De nombreuses institutions de médiation et d’arbitrage, comme le CMAP, restent ouvertes  à travers le monde, sont mobilisées en ces temps difficiles et encouragent les parties à tenir les audiences et réunions à distance.

La saisine d’une juridiction arbitrale permet d’interrompre les délais de prescription et conformément à l’article 2238 du Code civil, le recours à la médiation ou à la conciliation suspend également les délais de prescription.

A cet égard, la Chancellerie s’est engagée à mettre en place un moratoire sur les délais, recours et prescription, qui prendra effet rétroactivement à partir du 14 mars 2020 jusqu’à la fin de la période de confinement. L’article 7 I 2° de la loi d’urgence sanitaire adoptée le 22 mars 2020 habilite le gouvernement à procéder par voie d’ordonnance à une adaptation des règles de procédure et le projet d’ordonnance est en cours de finalisation par la Chancellerie en concertation avec les acteurs du monde du droit.

Le recours aux modes alternatifs de règlement s’inscrit dans une tendance forte d’évolution du contentieux, la réforme opérée par les décrets de décembre 2019 ayant pour objectif d’instaurer une procédure dématérialisée, déconcentrée et amiable.
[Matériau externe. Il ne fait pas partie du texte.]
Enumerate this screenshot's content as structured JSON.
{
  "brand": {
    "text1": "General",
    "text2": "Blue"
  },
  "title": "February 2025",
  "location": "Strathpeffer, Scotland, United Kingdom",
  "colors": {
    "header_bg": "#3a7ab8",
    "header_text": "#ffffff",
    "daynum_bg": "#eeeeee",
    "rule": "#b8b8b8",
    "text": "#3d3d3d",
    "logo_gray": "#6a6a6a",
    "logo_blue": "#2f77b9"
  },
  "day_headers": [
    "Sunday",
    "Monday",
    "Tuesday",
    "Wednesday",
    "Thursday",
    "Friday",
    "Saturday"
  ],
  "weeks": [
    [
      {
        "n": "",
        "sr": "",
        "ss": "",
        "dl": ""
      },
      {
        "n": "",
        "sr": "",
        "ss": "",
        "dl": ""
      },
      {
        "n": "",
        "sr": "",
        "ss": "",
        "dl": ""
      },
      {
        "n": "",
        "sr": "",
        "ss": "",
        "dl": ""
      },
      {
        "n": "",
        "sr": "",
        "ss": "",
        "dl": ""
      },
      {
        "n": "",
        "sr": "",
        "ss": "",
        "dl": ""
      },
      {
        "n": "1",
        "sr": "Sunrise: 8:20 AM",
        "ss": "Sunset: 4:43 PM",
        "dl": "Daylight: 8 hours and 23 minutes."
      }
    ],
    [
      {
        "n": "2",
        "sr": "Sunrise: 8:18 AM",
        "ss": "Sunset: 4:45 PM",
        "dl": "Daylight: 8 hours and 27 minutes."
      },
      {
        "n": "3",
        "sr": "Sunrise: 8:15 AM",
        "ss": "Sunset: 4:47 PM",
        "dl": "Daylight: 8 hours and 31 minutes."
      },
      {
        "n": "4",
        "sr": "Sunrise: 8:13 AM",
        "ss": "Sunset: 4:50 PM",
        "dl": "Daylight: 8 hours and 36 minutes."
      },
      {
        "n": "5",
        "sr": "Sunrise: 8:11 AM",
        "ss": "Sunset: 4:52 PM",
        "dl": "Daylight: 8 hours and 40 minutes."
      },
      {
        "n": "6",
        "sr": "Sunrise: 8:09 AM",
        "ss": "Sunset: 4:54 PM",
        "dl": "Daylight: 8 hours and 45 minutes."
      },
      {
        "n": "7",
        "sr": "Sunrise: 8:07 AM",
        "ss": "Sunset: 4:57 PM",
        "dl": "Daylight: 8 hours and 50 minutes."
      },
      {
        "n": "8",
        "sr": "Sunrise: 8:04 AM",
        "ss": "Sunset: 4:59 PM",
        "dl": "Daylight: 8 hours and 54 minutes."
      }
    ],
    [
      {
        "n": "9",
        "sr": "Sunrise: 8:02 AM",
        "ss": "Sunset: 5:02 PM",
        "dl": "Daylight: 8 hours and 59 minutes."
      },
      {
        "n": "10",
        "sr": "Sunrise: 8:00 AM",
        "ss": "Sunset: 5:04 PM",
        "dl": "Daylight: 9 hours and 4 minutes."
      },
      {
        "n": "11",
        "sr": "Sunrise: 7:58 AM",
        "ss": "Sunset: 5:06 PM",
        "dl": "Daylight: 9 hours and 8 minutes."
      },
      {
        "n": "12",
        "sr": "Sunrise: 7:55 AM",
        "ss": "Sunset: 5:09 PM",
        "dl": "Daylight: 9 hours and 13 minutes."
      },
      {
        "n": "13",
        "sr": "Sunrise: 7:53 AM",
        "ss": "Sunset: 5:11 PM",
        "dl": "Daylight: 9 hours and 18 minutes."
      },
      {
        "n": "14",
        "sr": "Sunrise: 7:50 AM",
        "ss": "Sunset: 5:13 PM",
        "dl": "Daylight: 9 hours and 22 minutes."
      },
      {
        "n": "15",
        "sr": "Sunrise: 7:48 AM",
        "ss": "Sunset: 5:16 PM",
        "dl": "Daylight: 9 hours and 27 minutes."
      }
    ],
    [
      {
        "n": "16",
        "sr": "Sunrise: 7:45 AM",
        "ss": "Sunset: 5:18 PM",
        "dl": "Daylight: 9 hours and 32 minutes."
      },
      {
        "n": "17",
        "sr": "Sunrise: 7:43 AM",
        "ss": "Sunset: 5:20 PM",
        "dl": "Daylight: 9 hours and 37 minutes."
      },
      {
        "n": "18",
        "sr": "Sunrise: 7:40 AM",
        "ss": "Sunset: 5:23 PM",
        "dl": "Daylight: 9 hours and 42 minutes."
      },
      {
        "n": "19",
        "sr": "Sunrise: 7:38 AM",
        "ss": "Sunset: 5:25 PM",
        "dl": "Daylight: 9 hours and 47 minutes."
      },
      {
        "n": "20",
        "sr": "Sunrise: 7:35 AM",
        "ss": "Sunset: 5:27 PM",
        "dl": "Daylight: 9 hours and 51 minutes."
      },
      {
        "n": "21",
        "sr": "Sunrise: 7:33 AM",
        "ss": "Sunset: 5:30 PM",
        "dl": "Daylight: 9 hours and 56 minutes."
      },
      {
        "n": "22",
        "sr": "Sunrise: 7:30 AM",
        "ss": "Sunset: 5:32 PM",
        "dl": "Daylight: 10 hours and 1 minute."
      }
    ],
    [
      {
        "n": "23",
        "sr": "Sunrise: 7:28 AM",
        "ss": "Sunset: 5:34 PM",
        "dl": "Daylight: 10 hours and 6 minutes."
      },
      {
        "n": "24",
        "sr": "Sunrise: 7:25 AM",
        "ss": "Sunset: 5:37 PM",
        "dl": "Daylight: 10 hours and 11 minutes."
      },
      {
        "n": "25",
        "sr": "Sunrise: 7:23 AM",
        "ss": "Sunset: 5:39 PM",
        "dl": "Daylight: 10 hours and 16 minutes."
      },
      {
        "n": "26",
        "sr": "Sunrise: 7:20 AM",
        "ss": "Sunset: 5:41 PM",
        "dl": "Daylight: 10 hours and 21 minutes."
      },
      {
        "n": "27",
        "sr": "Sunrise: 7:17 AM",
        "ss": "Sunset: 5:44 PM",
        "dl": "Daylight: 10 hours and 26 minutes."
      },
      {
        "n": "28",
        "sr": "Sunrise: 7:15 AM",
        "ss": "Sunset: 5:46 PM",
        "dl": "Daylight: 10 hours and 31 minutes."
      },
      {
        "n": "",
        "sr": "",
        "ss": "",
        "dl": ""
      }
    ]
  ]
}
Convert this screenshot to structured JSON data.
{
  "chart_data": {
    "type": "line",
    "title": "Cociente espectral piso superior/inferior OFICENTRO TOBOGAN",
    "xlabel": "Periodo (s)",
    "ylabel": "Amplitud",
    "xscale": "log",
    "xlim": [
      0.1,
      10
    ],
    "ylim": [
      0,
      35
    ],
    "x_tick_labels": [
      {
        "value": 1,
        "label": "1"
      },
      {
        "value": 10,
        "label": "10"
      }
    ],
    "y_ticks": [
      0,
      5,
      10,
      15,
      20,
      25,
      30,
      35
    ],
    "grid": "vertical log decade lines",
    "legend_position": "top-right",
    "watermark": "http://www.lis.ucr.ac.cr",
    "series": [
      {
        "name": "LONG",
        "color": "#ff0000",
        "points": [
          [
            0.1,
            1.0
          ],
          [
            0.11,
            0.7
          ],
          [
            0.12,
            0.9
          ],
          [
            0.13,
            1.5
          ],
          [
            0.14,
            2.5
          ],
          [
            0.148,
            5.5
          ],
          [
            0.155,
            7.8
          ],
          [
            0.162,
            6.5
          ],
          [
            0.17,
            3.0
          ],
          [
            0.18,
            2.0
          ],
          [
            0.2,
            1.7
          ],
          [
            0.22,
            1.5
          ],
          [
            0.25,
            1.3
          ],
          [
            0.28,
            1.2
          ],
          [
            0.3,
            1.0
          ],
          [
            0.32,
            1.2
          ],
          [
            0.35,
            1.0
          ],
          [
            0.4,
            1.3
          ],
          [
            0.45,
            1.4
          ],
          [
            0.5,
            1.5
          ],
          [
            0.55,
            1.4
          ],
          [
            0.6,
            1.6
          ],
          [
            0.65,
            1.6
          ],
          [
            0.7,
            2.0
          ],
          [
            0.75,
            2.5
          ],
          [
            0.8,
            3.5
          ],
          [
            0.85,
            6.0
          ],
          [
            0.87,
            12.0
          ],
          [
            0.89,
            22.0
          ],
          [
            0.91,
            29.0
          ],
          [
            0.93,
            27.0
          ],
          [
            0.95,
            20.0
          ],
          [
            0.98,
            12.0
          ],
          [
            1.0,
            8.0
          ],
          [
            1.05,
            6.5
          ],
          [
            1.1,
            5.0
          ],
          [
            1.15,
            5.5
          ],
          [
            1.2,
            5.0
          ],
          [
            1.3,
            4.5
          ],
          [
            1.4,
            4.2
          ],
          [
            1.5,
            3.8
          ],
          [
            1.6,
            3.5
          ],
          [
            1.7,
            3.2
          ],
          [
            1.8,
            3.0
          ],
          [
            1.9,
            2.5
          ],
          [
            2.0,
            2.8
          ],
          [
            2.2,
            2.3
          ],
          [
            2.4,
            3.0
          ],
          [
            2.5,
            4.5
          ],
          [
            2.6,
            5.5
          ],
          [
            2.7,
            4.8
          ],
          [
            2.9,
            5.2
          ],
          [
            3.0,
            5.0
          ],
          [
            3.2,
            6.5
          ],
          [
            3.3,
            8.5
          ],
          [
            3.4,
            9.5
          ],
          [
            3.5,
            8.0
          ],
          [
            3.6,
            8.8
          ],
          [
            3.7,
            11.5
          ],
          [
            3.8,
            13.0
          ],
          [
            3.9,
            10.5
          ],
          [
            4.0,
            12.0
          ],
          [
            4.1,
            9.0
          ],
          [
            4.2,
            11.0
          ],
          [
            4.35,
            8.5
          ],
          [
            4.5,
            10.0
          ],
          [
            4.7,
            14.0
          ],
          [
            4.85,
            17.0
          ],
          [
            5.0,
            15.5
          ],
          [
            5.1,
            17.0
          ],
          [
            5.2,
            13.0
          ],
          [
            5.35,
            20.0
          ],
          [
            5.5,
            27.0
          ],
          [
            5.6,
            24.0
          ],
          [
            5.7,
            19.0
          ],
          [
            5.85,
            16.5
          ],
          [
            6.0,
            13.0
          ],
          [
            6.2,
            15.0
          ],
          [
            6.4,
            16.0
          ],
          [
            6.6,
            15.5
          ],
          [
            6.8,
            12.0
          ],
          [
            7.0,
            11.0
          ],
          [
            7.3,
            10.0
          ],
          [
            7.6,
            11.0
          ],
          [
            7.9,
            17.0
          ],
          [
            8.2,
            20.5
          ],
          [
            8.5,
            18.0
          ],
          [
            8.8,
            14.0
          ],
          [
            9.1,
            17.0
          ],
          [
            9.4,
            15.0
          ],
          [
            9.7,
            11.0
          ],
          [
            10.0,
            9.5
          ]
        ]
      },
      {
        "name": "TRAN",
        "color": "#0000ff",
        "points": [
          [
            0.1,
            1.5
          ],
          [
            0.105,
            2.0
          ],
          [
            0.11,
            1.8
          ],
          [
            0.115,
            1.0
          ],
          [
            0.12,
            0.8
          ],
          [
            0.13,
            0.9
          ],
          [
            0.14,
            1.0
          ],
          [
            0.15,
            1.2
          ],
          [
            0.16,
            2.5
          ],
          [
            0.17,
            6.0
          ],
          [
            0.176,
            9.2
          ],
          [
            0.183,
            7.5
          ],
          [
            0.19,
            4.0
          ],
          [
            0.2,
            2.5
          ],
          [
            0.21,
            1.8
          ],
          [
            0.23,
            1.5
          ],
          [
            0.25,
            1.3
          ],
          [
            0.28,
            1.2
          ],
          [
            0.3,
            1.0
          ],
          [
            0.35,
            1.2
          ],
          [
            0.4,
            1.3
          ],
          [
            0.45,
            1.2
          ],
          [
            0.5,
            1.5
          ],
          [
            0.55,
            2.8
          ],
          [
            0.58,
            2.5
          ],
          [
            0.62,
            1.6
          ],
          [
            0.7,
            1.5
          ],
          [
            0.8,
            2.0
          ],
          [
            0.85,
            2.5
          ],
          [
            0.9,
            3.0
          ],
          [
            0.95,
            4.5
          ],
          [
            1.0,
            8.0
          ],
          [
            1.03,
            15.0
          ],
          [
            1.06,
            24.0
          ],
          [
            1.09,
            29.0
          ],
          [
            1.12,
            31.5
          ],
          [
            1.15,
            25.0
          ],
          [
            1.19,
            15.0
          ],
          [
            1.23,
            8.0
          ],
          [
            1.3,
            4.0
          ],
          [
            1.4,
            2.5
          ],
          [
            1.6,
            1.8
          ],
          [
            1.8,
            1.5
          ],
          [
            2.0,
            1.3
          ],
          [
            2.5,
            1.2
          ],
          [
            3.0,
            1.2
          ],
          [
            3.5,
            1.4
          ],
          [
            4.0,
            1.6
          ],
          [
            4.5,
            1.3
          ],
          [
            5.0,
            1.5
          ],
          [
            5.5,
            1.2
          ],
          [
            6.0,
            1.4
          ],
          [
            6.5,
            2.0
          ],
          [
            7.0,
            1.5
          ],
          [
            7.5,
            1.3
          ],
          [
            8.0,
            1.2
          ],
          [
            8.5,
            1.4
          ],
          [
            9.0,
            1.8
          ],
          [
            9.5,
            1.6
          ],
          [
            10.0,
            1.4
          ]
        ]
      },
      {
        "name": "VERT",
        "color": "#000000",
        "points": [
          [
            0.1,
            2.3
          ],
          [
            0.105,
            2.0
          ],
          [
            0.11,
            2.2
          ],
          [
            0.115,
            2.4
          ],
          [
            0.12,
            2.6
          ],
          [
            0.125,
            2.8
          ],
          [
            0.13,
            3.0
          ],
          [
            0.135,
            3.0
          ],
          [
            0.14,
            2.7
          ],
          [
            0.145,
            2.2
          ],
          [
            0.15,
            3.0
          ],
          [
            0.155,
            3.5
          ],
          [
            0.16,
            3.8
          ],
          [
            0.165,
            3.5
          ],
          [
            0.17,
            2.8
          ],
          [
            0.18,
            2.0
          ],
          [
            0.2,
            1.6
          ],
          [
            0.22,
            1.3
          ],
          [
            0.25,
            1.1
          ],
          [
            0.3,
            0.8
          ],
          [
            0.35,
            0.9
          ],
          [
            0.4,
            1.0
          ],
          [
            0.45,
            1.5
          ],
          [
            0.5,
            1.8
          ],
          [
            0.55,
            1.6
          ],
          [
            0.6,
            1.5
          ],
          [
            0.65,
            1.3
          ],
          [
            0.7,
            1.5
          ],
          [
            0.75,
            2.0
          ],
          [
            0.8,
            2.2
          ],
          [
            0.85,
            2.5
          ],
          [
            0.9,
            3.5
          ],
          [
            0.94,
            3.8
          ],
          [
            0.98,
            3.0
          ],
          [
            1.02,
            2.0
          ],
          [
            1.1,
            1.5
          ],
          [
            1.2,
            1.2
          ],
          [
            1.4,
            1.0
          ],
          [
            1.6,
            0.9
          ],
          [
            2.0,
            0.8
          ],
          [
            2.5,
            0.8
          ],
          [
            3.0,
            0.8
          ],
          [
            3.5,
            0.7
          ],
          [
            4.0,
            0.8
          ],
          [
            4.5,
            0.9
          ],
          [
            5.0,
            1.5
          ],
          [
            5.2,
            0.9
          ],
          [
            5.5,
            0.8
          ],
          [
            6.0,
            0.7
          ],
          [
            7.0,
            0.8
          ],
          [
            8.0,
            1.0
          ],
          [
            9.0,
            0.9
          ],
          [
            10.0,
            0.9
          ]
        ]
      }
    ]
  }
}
Dans ce cadre, le recours au juge doit devenir un mode alternatif de règlement des litiges ainsi que l’a récemment rappelé la Présidente de la Cour de cassation.

Cette crise à laquelle nous faisons face est donc aussi l’occasion de réinventer le contentieux, de changer les habitudes en la matière et de se familiariser avec des modes de règlements de litiges aujourd’hui alternatifs, mais qui ont vocation à devenir, comme la voie judiciaire, une solution légitime et reconnue de règlement des litiges.

Le baromètre du CMAP, institution dédiée à la résolution des conflits des entreprises (conflits commerciaux et sociaux), mesure, depuis une dizaine d’années, les évolutions de la médiation et de l’arbitrage en termes de coût, de durée, de secteurs d’activités et de typologies de conflits.

Les MARD peuvent être mis en œuvre dans toute typologie de litiges, quel que soit le domaine d’activité et toutes les entreprises peuvent y avoir recours, les enjeux variant de 3.000 € à plus d’un milliard d’euros.

C’est ainsi que les statistiques du Centre montrent que l’arbitrage favorise la maîtrise des délais avec une durée moyenne de 11 mois.

Quant à la médiation, elle offre la possibilité de trouver dans 70% des cas une issue favorable. Elle présente également l’avantage d’être plus rapide que le contentieux judiciaire avec une durée moyenne d’une quinzaine d’heures, permettant ainsi de mettre fin à un conflit à un coût maîtrisé, avantage non négligeable compte tenu de la possible multiplication des contentieux qui risquent de naître de cette période de crise.

Elle permet enfin de mieux comprendre et faire comprendre la nature des difficultés rencontrées, ainsi que la position financière et économique de chacune des entreprises impliquées et favoriser une telle communication sera primordiale pour les tous acteurs économiques.

A moins bien sûr que l’appel du Président et du Gouvernement à faire preuve de compréhension et de solidarité soit universellement entendu.

Par Marion Barbier, avocate associée, Djazia Tiourtite, avocate Counsel Bird & Bird AARPI, et Sophie Henry, Déléguée Générale du CMAP.